Paul Cooper

Paul Cooper is the British 250cc National Champion.

TransWorld Motocross: How many times have you done Hawkstone?

Paul Cooper: I did it the year before last, so I did it in 2001 and I think in… 1997 or something. Not that many times.

TWMX: So, how do you find the track, compared to others?

PC: It’s kinda what I expected, ’cause always this time of year the ground’s got so much moisture in it that it’s really tough to ride ’cause it’s so heavy. You know, it doesn’t behave like sand, it behaves more like mud, which is a bit weird. I prefer it a bit drier, so the line that’s going to get dry first, is going to become the racing line really.

TMWX: You are going to do the GP’s as well, is that correct?

PC: Yep.

TWMX: You are riding for SoCal Honda… not anymore?

PC: You can quote this… T-Multitek Sport.

TWMX: Since you are doing the GP’s, how does this track compare to some of the GP tracks you’ve done last year?

PC: It is a GP-standard track, they’ve run quite a lot of GP’s here in the past, obviously, this being the first meeting of the year, it’s sort of a warm-up round and the crowd is a lot smaller. Generally, the track and the organisation is on a par with the GP’s.

TWMX: What do you expect to achieve in the GP’s this year, as well as the British Nationals?

PC: I definitely want to retain my title in the British Championship. In the GP’s it’s quite a strange one really because a lot of people are starting with a clean slate because a lot of the Open bike riders come to the 250 class and they’re riding four-strokes, everything’s unknown. No-one really knows where the advantage is, whether it is on a 250 2-stroke or maybe it’s going to be the same, whoever is the better rider. My main goal is going to be on the podium as many times as possible. I’ve only had two podium positions in my whole career, one in ’99, one in 2000, it’s definitely what I aim to do.

TWMX: Who do you think is going to be your biggest competition in the GPs and also the British Nationals?

PC: In the GPs there’s a list so long. You have to start at the top with the world champion, Pichon, Stefan Everts, Smets, Marnicq Bervoets, Yves Demaria, the list goes on. It’s easier for me to determine my British competition ’cause it’s obviously going to be Gordon Crockard, Jussi Vehvilainen, Carl Nunn, all the regulars basically that were in there last year. Josh Coppins was going to do the whole series, but I presume he’s going to miss the first round because of his injury, he obviously wants his back to strengthen. He’ll also be a major threat.

TWMX: You’ve heard about Jeremy McGrath’s retirement, and the news that the KTM 250 SX team in the U.S. is currently non-existent, you rode Matchams Park last weekend and saw Pit Beirer take the win on the KTM 250. Why do you think does the bike work here, and not yet in the U.S.?

PC: That’s a big question. I don’t that is the case, I don’t think it was the bike that made Jeremy retire at all. To be honest, my opinion of it is that it literally comes down to top riders testing and racing. Racing a brand makes it get to the level where it’s at and that’s why the Japanese bikes over there are above the European bikes.

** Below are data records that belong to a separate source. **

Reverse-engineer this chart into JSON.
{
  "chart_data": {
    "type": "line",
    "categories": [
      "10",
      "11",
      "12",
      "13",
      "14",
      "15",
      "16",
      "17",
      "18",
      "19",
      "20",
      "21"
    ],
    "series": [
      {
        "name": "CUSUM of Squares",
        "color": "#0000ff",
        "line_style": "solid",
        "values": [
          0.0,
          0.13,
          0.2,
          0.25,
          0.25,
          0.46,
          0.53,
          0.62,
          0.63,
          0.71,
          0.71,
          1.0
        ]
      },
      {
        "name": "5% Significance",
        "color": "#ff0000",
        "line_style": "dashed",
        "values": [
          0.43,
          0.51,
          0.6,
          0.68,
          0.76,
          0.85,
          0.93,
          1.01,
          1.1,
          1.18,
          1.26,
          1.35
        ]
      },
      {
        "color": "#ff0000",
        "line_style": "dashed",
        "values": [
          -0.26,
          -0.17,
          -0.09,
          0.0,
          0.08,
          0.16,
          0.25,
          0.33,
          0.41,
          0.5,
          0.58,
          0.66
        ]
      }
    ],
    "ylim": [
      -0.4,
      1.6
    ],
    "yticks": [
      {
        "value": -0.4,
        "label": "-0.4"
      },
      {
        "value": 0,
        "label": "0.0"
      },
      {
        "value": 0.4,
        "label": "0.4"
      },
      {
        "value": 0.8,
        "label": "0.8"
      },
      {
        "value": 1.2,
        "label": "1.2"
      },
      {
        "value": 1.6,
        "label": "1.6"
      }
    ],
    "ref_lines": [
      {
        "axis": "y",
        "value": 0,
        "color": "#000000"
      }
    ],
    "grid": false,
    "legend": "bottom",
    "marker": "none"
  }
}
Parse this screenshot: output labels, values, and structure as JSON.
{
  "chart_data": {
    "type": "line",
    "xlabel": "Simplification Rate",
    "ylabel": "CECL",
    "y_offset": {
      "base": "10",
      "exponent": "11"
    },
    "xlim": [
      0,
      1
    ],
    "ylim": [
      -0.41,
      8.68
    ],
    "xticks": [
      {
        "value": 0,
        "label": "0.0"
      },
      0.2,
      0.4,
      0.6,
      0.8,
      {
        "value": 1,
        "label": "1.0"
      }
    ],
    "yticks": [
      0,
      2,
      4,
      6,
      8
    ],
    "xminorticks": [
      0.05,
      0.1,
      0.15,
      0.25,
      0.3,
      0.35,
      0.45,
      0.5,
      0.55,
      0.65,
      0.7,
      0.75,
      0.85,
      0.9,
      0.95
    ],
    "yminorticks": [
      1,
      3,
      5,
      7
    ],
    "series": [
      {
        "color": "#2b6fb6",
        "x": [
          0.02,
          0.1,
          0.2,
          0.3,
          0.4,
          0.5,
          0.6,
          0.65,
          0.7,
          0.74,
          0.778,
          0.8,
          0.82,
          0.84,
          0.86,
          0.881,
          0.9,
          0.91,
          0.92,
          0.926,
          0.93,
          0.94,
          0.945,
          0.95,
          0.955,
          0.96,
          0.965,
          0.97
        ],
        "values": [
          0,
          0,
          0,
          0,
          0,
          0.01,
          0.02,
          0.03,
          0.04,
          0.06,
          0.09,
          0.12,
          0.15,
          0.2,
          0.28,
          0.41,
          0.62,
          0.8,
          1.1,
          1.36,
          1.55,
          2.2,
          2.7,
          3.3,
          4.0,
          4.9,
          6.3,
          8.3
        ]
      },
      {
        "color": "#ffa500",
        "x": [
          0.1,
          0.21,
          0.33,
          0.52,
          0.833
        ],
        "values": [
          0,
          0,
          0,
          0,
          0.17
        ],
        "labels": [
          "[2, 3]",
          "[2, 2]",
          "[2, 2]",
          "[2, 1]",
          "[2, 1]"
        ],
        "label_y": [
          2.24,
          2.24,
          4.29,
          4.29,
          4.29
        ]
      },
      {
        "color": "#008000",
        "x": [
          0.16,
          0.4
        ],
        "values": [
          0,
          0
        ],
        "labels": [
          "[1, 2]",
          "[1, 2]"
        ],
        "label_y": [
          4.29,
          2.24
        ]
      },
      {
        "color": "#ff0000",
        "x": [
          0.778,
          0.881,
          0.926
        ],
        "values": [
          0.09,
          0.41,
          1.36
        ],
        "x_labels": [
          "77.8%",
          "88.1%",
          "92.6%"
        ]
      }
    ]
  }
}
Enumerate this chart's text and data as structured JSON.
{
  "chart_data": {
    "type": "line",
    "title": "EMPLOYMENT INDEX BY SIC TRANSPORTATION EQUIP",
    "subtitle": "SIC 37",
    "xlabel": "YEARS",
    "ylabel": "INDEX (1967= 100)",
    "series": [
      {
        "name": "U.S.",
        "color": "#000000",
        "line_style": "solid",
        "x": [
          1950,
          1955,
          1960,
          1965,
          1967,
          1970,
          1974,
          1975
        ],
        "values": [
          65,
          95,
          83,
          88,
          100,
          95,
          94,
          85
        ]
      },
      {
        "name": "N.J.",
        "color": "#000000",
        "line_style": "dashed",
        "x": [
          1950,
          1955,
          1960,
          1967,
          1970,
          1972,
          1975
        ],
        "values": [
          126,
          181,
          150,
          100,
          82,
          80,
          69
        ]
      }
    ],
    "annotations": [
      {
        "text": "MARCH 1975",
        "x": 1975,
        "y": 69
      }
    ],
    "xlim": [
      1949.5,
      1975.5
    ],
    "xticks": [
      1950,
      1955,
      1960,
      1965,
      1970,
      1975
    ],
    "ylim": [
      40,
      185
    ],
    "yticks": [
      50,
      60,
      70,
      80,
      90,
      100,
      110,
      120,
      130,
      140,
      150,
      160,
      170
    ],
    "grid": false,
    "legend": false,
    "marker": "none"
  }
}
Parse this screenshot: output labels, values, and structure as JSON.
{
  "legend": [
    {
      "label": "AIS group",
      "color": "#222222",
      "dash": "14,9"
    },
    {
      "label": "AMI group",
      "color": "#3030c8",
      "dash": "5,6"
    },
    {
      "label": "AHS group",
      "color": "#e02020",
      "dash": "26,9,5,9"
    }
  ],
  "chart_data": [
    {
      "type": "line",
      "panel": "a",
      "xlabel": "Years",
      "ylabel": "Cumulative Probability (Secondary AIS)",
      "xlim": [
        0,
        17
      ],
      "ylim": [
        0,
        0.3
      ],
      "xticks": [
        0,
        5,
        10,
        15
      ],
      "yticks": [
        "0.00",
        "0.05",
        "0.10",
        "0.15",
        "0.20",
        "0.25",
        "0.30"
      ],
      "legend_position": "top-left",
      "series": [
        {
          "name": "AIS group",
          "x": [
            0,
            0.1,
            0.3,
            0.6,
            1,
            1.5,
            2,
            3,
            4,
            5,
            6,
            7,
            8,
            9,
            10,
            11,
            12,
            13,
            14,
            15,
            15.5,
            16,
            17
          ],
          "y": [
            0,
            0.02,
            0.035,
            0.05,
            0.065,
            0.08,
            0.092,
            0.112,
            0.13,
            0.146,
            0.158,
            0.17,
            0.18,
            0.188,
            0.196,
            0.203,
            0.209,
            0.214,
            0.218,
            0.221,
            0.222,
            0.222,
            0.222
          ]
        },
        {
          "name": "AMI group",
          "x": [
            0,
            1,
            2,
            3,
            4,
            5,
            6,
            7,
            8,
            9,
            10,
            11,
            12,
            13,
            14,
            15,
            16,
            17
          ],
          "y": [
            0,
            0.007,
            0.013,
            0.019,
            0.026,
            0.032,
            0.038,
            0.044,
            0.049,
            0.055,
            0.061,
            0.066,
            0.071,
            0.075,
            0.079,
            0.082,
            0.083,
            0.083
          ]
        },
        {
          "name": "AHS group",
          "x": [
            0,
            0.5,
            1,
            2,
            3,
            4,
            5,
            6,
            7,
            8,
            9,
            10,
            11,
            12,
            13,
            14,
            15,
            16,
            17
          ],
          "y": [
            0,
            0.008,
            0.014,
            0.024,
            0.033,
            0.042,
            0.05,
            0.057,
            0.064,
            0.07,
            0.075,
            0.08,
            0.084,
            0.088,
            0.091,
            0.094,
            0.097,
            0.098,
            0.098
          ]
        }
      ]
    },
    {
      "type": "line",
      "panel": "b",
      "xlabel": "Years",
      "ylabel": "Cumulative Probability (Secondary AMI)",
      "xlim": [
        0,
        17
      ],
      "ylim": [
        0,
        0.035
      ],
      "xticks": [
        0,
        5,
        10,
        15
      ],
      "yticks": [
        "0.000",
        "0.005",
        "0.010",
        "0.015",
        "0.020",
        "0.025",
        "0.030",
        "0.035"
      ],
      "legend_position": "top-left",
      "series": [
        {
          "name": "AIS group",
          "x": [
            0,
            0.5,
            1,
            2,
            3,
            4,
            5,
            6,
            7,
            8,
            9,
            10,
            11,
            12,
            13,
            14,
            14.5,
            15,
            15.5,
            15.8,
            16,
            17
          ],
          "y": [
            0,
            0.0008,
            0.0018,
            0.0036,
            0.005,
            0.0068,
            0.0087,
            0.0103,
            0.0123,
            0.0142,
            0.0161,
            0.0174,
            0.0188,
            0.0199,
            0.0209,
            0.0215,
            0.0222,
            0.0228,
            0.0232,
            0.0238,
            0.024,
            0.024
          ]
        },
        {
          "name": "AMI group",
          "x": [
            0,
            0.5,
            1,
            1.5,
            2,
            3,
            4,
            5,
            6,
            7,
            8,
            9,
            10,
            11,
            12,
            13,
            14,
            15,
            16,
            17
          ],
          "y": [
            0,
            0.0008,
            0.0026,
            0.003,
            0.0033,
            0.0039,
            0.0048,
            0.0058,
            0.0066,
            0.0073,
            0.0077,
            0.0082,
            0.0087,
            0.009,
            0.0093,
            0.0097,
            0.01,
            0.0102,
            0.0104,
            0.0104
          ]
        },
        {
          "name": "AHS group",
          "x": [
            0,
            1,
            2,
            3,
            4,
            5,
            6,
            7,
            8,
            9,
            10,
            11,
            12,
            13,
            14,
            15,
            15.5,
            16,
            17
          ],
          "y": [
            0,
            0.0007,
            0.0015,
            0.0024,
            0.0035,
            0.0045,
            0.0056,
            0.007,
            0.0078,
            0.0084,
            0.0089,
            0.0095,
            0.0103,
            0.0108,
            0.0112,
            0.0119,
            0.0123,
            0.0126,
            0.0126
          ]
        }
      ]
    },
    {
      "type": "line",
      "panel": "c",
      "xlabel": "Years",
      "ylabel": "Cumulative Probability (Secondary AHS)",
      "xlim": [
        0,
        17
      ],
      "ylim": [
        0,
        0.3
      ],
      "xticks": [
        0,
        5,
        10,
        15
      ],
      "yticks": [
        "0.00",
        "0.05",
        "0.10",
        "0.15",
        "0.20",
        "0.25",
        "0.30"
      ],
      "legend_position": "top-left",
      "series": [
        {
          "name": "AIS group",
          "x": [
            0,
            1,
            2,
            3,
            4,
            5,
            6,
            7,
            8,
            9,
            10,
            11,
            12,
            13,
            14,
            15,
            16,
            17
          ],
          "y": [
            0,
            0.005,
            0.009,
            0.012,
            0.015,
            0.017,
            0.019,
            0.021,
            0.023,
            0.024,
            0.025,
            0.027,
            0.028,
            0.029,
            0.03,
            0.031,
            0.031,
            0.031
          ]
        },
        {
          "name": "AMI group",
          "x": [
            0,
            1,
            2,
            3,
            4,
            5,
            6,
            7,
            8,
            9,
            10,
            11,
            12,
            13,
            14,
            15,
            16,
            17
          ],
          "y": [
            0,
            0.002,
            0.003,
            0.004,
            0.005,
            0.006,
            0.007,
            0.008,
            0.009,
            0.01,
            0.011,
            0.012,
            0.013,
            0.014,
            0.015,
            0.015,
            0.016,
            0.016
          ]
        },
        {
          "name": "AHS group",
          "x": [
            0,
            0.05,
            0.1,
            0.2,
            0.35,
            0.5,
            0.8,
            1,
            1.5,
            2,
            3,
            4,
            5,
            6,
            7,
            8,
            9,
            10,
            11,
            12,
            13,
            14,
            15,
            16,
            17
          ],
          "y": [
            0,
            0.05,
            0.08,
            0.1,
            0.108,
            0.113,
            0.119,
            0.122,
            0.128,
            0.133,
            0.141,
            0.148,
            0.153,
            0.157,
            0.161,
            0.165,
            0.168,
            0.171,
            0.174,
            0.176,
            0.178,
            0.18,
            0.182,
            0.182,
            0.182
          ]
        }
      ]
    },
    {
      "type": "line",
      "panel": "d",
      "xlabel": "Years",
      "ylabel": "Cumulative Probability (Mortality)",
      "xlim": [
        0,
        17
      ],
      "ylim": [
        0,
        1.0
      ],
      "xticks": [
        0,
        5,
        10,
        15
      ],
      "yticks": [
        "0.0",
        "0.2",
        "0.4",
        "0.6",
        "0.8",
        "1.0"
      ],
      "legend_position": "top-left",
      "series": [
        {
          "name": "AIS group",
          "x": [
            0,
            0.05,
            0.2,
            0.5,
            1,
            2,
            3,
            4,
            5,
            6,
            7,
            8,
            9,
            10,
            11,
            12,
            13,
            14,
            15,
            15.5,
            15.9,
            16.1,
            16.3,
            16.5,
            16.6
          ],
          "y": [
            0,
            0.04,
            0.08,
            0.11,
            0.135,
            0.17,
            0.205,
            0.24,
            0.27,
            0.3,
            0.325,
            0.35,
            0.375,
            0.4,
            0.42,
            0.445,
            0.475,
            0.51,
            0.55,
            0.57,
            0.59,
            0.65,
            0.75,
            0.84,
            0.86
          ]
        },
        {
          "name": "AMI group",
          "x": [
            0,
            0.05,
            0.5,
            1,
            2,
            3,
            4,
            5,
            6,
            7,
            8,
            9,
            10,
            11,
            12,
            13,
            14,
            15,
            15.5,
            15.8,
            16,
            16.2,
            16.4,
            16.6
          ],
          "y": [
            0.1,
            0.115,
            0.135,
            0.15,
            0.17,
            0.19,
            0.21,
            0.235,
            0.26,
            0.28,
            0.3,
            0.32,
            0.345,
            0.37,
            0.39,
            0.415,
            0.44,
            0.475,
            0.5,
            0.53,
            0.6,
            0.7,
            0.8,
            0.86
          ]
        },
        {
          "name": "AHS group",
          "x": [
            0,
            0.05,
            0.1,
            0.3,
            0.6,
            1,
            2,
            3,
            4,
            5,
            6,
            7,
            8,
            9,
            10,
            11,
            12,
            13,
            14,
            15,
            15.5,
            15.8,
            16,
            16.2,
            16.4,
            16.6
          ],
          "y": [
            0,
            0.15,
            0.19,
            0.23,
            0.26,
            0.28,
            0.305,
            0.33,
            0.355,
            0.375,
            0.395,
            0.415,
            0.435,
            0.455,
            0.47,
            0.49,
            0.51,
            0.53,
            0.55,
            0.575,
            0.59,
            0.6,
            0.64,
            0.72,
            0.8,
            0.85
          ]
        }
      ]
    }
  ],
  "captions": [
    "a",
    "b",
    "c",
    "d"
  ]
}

It’s simply because they run full factory teams who race them week in and week out, year after year after year to get to that level. I think KTM took the right step by taking Jeremy and putting the KTM into that mix to test and be right on that very top level to make themselves competitive. That’s what the top factory teams are, they are R&D, they know the things that work, and put them into production. So I think they were taking the right steps to get up there.

But here, we haven’t seen a KTM 250 win a GP in a while. I’ve got no doubt that they are capable of it but it’s the same thing. They need to doo what they’ve been doing. You’ll have noticed that they put a big effort into the 500 and spent hours and hours and literally millions on it and eventually it became THE 500 to ride and win world championships on it. Then they concentrated on the 125 and they did the same thing on the 125. They actually got it so far that it was above everything else, and it’s purely from research and spending the money. Now they’ve turned their attention to the 250s, and I think it’s just taking a little bit longer and I think the 250, because it’s considered to be the premier class, the factories have put most of their effort in that. Apart from Yamaha and the 500s, all the factories, you’ve got HRC here, Yamaha with Rinaldi, Suzuki with Pichon, they’ve all been pushing, pushing, pushing, and it’s harder for them to break into the 250s. There wasn’t an opening, and that’s basically what it comes down to in my humble opinion.

TWMX: Thank you very much, much appreciated. I hope that the race goes off as well as you’d planned. Where are you standing in the qualifiers?

PC: I think I was 14th in the qualifiers.

TWMX: Good luck!

PC: Thank you.

Paul Cooper ended 6th overall in the 250 class, and 4th in the Grand Final. He rides a Honda CR250 for T-MultiTek Sport and is sponsored by, among others, SoCal, Gaerne, and Smith.